O Brasil já possui tecnologia. É simples. Basta o município se interessar em fazer uma carta geológica. Seria fácil se os nossos ditos “representantes” não estivessem comprometidos com medidas eleitoreiras e burras, como atenuar as exigências que restringiriam a ocupação desordenada do solo pelo homem. Foi o que o Senhor Sergio Cabral, co-responsável por estas mortes, fez. Quase toda a “imprensa”, que se diz livre, omitiu esta informação. Na TV a informação sumiu. Reproduzo matéria de suma importância na Folha de S. Paulo:

Tragédia anunciada
Renata Lo Prete

Em setembro, três meses depois da edição do decreto de Sérgio Cabral (PMDB) que permitiu ocupação maior em áreas de preservação ambiental, como o local da tragédia em Angra dos Reis, o Ministério Público Federal na região elaborou um parecer apontando irregularidades nas novas regras.
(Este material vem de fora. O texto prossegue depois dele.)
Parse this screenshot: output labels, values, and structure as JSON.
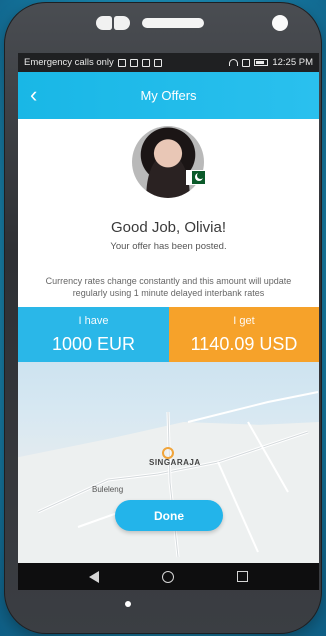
{
  "status_bar": {
    "left_text": "Emergency calls only",
    "right_text": "12:25 PM"
  },
  "app_bar": {
    "title": "My Offers",
    "back_icon": "‹"
  },
  "profile": {
    "headline": "Good Job, Olivia!",
    "subline": "Your offer has been posted."
  },
  "info": {
    "text": "Currency rates change constantly and this amount will update regularly using 1 minute delayed interbank rates"
  },
  "exchange": {
    "have_label": "I have",
    "have_value": "1000 EUR",
    "get_label": "I get",
    "get_value": "1140.09 USD",
    "have_color": "#2ab7e8",
    "get_color": "#f6a22a"
  },
  "map": {
    "city_label": "SINGARAJA",
    "area_label": "Buleleng"
  },
  "actions": {
    "done_label": "Done"
  }
}
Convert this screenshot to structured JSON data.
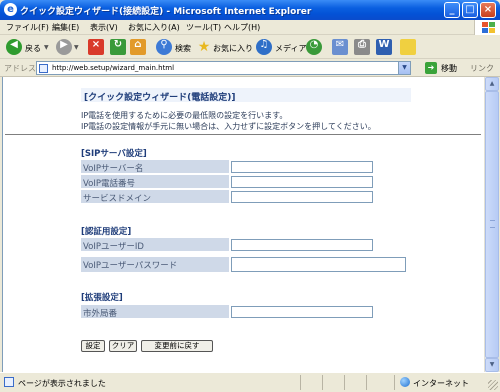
{
  "window": {
    "title": "クイック設定ウィザード(接続設定) - Microsoft Internet Explorer",
    "buttons": {
      "minimize": "_",
      "maximize": "□",
      "close": "×"
    }
  },
  "menu": [
    "ファイル(F)",
    "編集(E)",
    "表示(V)",
    "お気に入り(A)",
    "ツール(T)",
    "ヘルプ(H)"
  ],
  "toolbar": {
    "back_label": "戻る",
    "search_label": "検索",
    "favorites_label": "お気に入り",
    "media_label": "メディア"
  },
  "address": {
    "label": "アドレス(D)",
    "url": "http://web.setup/wizard_main.html",
    "go_label": "移動",
    "links_label": "リンク »"
  },
  "page": {
    "title": "[クイック設定ウィザード(電話設定)]",
    "intro_line1": "IP電話を使用するために必要の最低限の設定を行います。",
    "intro_line2": "IP電話の設定情報が手元に無い場合は、入力せずに設定ボタンを押してください。",
    "sections": {
      "sip": {
        "heading": "[SIPサーバ設定]",
        "server_name_label": "VoIPサーバー名",
        "phone_number_label": "VoIP電話番号",
        "service_domain_label": "サービスドメイン"
      },
      "auth": {
        "heading": "[認証用設定]",
        "user_id_label": "VoIPユーザーID",
        "password_label": "VoIPユーザーパスワード"
      },
      "extended": {
        "heading": "[拡張設定]",
        "area_code_label": "市外局番"
      }
    },
    "buttons": {
      "submit": "設定",
      "clear": "クリア",
      "restore": "変更前に戻す"
    }
  },
  "status": {
    "text": "ページが表示されました",
    "zone": "インターネット"
  },
  "colors": {
    "title_bar": "#0a5fe0",
    "section_heading": "#1f3d7a",
    "form_label_bg": "#cfd9e8"
  }
}
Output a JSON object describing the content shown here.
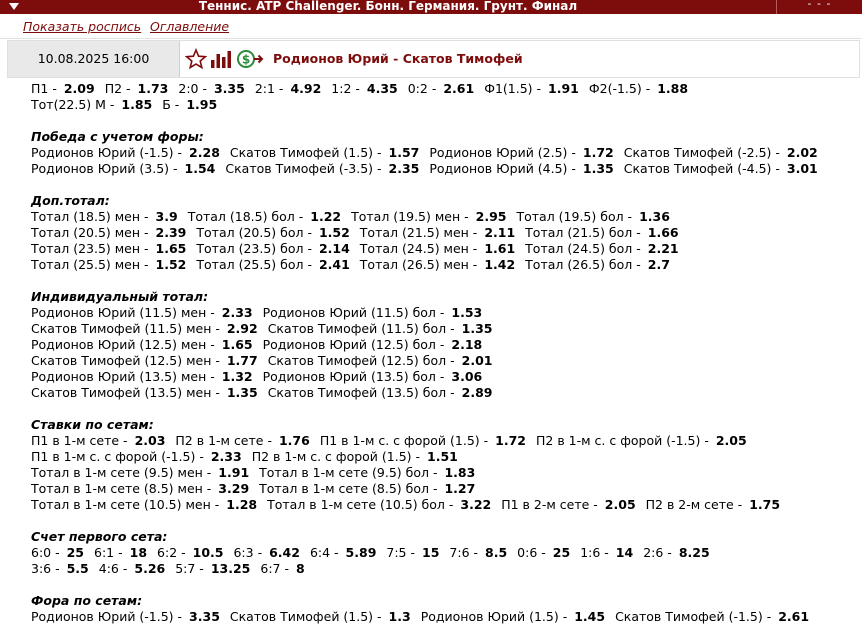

O texto alerta para o risco de crescimento imobiliário desordenado e defende que esse tipo de alteração territorial só poderia ser feita por meio de lei. O relatório foi enviado ao procurador-geral da República, Roberto Gurgel. Para referendar o documento, os procuradores se ampararam em uma decisão sobre um caso semelhante do ministro Celso de Mello, do STF.

Dado seu caráter tolerante para com as construções de ricos e famosos, as regras do governo do Rio para Angra ganharam na região o apelido de “decreto Luciano Huck”, em alusão à casa que o apresentador tem no local. [...] (Matéria reproduzida no Blog do Noblat)

“Nossa briga sempre incluiu uma política que modificasse essa ocupação desordenada. A gente derrubava tanto casas populares como mansões clandestinas que ocupavam encostas, mas ainda é difícil mudar a realidade”, afirmou Carlos Minc, que foi secretário de Meio Ambiente do Estado. A pressão política que representa a cobiça humana, infelizmente, é maior.

Agora Cabral vem posar de administrador competente, “denunciando” a situação em Angra?! Demagogo. Assassino. É isso o que ele é. Se não foi ele o responsável, que aponte os responsáveis pelas autorizações criminosas, ou deve ser ele o responsabilizado. Porque, no fundo, este é o ponto central: quem autorizou o decreto assassino de Cabral?

Bernhard Metzger

E assim seguimos, perdendo nossas Yumis e Bernhards (fotos). Pessoas com sonhos do tamanho do mundo.

Lembro-me que Bernhard comprou uma edição de um jornal popular carioca. Ele se preocupara em aprender o português antes de vir para o Brasil.

Bernhard conhecera, por mim, a situação de uma creche em Shangrilá, periferia de Belford Roxo, em que 72 crianças de famílias da região passavam enormes dificuldades. Essa é uma das regiões mais problemáticas do Brasil, com toda sorte de dificuldades. Queria conhecer o local, intervir na realidade. Era um apaixonado pela vida e não admitia sua supressão a quem quer que fosse. Como Yumi, que transparece com facilidade sua grandeza espiritual. E assim seguimos, sem nossas Yumis e nossos Bernhards.

Se a Natureza não tem representante legal, falemos por ela. Não é culpa da chuva. É a ação humana, ou sua falta. É a cobiça pelo lucro e o desrespeito à Natureza os verdadeiros responsáveis por esta situação. Até quando?

Dedicado aos pais de Bernhard Metzger e a Ana Rachel Dantas, pela surpreendente força interna. E ao Bernhard, que está conosco.

Texto publicado em 04/01/2010 às 22:15 na(s) seção(ões) Ecologia, Opinião, Rio de Janeiro.

Fonte: www.consciencia.net

Um comentário:

Anônimo disse...

Agora a culpa é de Cabral...não vão comentar de governos anteriores não?